From mboxrd@z Thu Jan  1 00:00:00 1970
Return-Path: <linux-kernel-owner@vger.kernel.org>
Received: (majordomo@vger.kernel.org) by vger.kernel.org via listexpand
	id S1757773Ab0CLKrc (ORCPT <rfc822;w@1wt.eu>);
	Fri, 12 Mar 2010 05:47:32 -0500
Received: from gir.skynet.ie ([193.1.99.77]:59540 "EHLO gir.skynet.ie"
	rhost-flags-OK-OK-OK-OK) by vger.kernel.org with ESMTP
	id S1757476Ab0CLKra (ORCPT <rfc822;linux-kernel@vger.kernel.org>);
	Fri, 12 Mar 2010 05:47:30 -0500
Date: Fri, 12 Mar 2010 10:47:12 +0000
From: Mel Gorman <mel@csn.ul.ie>
To: Andrew Morton <akpm@linux-foundation.org>
Cc: Christian Ehrhardt <ehrhardt@linux.vnet.ibm.com>, linux-mm@kvack.org,
       Nick Piggin <npiggin@suse.de>, Chris Mason <chris.mason@oracle.com>,
       Jens Axboe <jens.axboe@oracle.com>, linux-kernel@vger.kernel.org
Subject: Re: [RFC PATCH 0/3] Avoid the use of congestion_wait under zone
	pressure
Message-ID: <20100312104712.GB18274@csn.ul.ie>
References: <1268048904-19397-1-git-send-email-mel@csn.ul.ie> <20100311154124.e1e23900.akpm@linux-foundation.org> <4B99E19E.6070301@linux.vnet.ibm.com> <20100312020526.d424f2a8.akpm@linux-foundation.org>
MIME-Version: 1.0
Content-Type: text/plain; charset=iso-8859-15
Content-Disposition: inline
In-Reply-To: <20100312020526.d424f2a8.akpm@linux-foundation.org>
User-Agent: Mutt/1.5.17+20080114 (2008-01-14)
Sender: linux-kernel-owner@vger.kernel.org
List-ID: <linux-kernel.vger.kernel.org>
X-Mailing-List: linux-kernel@vger.kernel.org

On Fri, Mar 12, 2010 at 02:05:26AM -0500, Andrew Morton wrote:
> On Fri, 12 Mar 2010 07:39:26 +0100 Christian Ehrhardt <ehrhardt@linux.vnet.ibm.com> wrote:
> 
> > 
> > 
> > Andrew Morton wrote:
> > > On Mon,  8 Mar 2010 11:48:20 +0000
> > > Mel Gorman <mel@csn.ul.ie> wrote:
> > > 
> > >> Under memory pressure, the page allocator and kswapd can go to sleep using
> > >> congestion_wait().

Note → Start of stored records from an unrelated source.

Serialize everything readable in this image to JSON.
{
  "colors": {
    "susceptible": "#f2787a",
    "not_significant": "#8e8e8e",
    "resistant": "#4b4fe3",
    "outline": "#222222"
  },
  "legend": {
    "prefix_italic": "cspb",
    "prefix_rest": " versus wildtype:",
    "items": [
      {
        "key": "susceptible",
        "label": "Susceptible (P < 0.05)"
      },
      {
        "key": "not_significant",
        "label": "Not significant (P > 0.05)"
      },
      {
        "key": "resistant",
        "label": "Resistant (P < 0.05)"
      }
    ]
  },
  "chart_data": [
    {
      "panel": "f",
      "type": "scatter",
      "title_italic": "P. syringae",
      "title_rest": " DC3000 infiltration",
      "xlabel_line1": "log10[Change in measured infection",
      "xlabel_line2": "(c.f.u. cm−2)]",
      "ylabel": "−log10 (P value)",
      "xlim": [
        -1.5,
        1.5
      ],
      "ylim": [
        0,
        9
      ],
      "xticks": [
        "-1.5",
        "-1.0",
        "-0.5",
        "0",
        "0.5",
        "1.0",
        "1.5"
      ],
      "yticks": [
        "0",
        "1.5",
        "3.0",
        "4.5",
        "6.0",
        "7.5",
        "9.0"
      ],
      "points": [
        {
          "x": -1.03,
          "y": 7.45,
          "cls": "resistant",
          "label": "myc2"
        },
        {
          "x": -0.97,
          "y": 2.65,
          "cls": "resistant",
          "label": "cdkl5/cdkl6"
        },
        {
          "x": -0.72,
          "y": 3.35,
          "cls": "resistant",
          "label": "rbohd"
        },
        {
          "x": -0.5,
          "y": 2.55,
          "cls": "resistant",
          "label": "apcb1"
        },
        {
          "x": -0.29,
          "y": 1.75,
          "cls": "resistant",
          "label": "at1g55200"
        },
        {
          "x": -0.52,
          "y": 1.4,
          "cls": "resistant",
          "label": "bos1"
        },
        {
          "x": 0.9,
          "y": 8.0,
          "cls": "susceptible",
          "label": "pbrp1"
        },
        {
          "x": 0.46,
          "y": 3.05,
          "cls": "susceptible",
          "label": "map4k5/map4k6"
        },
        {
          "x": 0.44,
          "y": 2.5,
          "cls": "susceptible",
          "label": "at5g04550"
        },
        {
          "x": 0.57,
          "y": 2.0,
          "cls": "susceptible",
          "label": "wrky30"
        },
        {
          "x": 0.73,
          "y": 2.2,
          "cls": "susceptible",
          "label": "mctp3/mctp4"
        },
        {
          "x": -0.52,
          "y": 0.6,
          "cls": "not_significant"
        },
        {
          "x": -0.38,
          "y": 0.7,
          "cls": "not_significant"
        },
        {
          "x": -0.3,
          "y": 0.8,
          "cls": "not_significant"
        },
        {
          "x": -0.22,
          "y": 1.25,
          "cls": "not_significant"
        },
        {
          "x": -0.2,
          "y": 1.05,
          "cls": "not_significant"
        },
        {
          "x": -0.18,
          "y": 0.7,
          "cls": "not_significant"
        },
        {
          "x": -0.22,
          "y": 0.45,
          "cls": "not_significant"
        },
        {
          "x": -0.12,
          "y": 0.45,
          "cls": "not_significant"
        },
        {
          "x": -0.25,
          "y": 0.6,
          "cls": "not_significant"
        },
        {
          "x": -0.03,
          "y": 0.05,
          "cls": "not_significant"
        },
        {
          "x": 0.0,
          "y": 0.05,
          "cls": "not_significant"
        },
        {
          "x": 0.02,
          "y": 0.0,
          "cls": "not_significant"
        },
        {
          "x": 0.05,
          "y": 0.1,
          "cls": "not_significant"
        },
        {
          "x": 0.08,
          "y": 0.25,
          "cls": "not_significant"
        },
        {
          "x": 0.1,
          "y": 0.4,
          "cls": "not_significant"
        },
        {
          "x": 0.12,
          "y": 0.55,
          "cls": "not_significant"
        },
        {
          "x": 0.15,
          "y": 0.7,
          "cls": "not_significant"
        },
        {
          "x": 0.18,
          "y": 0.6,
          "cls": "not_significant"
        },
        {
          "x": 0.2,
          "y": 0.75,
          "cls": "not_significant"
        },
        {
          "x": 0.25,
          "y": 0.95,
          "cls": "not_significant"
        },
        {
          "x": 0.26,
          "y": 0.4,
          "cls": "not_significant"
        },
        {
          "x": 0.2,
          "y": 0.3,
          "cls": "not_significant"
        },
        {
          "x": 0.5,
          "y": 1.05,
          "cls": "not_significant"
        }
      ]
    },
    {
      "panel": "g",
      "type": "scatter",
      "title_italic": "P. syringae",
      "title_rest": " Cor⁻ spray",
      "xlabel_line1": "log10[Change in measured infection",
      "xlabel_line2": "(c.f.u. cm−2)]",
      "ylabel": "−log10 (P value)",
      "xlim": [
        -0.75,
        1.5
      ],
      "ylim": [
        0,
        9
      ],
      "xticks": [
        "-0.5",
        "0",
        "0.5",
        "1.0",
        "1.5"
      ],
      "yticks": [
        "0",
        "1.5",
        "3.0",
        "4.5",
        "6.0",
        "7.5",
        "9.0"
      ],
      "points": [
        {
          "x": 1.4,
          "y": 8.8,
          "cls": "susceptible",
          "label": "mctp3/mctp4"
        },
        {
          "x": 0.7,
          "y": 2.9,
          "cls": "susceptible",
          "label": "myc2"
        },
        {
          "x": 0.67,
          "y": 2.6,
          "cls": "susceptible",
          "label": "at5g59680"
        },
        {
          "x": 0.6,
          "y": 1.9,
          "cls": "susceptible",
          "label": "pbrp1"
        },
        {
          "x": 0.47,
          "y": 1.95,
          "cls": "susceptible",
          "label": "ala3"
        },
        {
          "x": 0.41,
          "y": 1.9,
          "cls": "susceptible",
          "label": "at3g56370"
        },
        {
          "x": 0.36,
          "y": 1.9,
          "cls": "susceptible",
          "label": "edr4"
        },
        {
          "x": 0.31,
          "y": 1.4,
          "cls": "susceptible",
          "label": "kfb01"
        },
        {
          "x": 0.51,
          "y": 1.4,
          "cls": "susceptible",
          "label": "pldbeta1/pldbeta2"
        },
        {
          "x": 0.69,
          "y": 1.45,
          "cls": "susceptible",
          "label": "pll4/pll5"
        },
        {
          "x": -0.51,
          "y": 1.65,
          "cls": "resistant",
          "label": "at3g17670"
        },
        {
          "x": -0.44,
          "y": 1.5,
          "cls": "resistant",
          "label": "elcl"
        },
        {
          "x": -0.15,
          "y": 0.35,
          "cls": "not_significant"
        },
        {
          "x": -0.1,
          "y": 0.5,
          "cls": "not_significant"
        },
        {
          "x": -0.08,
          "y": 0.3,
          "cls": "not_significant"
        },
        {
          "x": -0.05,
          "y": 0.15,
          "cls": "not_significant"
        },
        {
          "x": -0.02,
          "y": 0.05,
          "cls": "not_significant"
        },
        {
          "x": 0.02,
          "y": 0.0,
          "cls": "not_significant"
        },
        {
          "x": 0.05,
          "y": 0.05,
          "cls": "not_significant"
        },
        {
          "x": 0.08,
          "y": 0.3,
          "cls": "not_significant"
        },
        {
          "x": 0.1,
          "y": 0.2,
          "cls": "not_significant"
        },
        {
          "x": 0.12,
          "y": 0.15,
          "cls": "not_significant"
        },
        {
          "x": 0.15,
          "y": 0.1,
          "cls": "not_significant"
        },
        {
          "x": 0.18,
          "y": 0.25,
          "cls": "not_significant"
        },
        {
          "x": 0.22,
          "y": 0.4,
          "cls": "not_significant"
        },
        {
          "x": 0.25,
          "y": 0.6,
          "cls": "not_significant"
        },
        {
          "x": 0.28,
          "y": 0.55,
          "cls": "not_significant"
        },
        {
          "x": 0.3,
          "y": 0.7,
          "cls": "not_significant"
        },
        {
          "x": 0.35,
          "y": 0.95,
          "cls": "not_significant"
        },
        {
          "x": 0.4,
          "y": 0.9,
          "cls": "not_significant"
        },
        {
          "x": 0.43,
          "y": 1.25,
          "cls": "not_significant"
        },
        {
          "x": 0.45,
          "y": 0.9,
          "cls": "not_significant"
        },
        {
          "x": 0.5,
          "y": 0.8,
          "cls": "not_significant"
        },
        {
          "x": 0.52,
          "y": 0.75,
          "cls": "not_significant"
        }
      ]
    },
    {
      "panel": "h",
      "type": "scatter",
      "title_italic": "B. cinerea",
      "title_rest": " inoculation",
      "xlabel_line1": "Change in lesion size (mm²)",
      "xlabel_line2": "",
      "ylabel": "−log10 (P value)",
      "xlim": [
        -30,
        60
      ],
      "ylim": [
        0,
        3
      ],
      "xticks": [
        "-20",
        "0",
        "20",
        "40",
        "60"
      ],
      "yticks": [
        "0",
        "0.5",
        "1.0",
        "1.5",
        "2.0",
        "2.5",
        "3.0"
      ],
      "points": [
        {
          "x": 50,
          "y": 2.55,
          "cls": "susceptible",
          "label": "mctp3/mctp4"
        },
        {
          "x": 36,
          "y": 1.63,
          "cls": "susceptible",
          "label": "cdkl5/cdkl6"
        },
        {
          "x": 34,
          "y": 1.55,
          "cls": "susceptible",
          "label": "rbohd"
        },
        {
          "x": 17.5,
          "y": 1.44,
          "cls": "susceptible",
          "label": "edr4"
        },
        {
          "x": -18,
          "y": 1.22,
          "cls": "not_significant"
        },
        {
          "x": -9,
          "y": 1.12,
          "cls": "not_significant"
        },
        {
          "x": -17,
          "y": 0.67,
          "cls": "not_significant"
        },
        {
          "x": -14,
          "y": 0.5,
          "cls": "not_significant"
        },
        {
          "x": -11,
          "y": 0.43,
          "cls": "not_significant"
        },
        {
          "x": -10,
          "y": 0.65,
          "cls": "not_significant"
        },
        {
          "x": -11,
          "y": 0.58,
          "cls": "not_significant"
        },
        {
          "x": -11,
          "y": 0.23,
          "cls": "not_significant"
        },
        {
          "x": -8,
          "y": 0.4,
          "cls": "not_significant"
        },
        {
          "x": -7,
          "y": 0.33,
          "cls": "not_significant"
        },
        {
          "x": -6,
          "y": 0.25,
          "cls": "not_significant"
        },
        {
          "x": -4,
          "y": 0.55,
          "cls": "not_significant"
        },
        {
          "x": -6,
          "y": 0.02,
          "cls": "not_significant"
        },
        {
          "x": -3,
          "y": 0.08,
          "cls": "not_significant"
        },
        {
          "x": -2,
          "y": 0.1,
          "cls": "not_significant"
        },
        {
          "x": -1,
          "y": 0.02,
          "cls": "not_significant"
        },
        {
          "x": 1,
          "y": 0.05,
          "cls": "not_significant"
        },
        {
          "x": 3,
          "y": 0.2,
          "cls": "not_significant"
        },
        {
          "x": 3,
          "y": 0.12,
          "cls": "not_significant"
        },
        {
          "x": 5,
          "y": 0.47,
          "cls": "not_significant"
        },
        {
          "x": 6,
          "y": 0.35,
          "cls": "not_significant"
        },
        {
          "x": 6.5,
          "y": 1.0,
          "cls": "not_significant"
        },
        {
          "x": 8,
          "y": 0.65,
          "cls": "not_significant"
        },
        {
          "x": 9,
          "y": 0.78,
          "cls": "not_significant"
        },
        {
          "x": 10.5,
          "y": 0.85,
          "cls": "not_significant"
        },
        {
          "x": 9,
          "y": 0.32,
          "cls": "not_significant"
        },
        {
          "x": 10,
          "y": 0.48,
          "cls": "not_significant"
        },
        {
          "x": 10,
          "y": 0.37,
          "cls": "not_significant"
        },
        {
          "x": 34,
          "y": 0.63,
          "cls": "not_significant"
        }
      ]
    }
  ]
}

In two of these cases, it may not be the appropriate
> > >> action as congestion may not be the problem.
> > > 
> > > clear_bdi_congested() is called each time a write completes and the
> > > queue is below the congestion threshold.
> > > 
> > > So if the page allocator or kswapd call congestion_wait() against a
> > > non-congested queue, they'll wake up on the very next write completion.
> > 
> > Well the issue came up in all kind of loads where you don't have any 
> > writes at all that can wake up congestion_wait.
> > Thats true for several benchmarks, but also real workload as well e.g. A 
> > backup job reading almost all files sequentially and pumping out stuff 
> > via network.
> 
> Why is reclaim going into congestion_wait() at all if there's heaps of
> clean reclaimable pagecache lying around?
> 
> (I don't thing the read side of the congestion_wqh[] has ever been used, btw)
> 

I believe it's a race albeit one that has been there a long time.

In __alloc_pages_direct_reclaim, a process does approximately the
following

1. Enters direct reclaim
2. Calls cond_reched()
3. Drain pages if necessary
4. Attempt to allocate a page

Between steps 2 and 3, it's possible to have reclaimed the pages but
another process allocate them. It then proceeds and decides try again
but calls congestion_wait() before it loops around.

Plenty of read cache reclaimed but no forward progress.

> > > Hence the above-quoted claim seems to me to be a significant mis-analysis and
> > > perhaps explains why the patchset didn't seem to help anything?
> > 
> > While I might have misunderstood you and it is a mis-analysis in your 
> > opinion, it fixes a -80% Throughput regression on sequential read 
> > workloads, thats not nothing - its more like absolutely required :-)
> > 
> > You might check out the discussion with the subject "Performance 
> > regression in scsi sequential throughput (iozone)	due to "e084b - 
> > page-allocator: preserve PFN ordering when	__GFP_COLD is set"".
> > While the original subject is misleading from todays point of view, it 
> > contains a lengthy discussion about exactly when/why/where time is lost 
> > due to congestion wait with a lot of traces, counters, data attachments 
> > and such stuff.
> 
> Well if we're not encountering lots of dirty pages in reclaim then we
> shouldn't be waiting for writes to retire, of course.
> 
> But if we're not encountering lots of dirty pages in reclaim, we should
> be reclaiming pages, normally.
> 

We probably are.

> I could understand reclaim accidentally going into congestion_wait() if
> it hit a large pile of pages which are unreclaimable for reasons other
> than being dirty, but is that happening in this case?
> 

Probably not. It's almost certainly the race I described above.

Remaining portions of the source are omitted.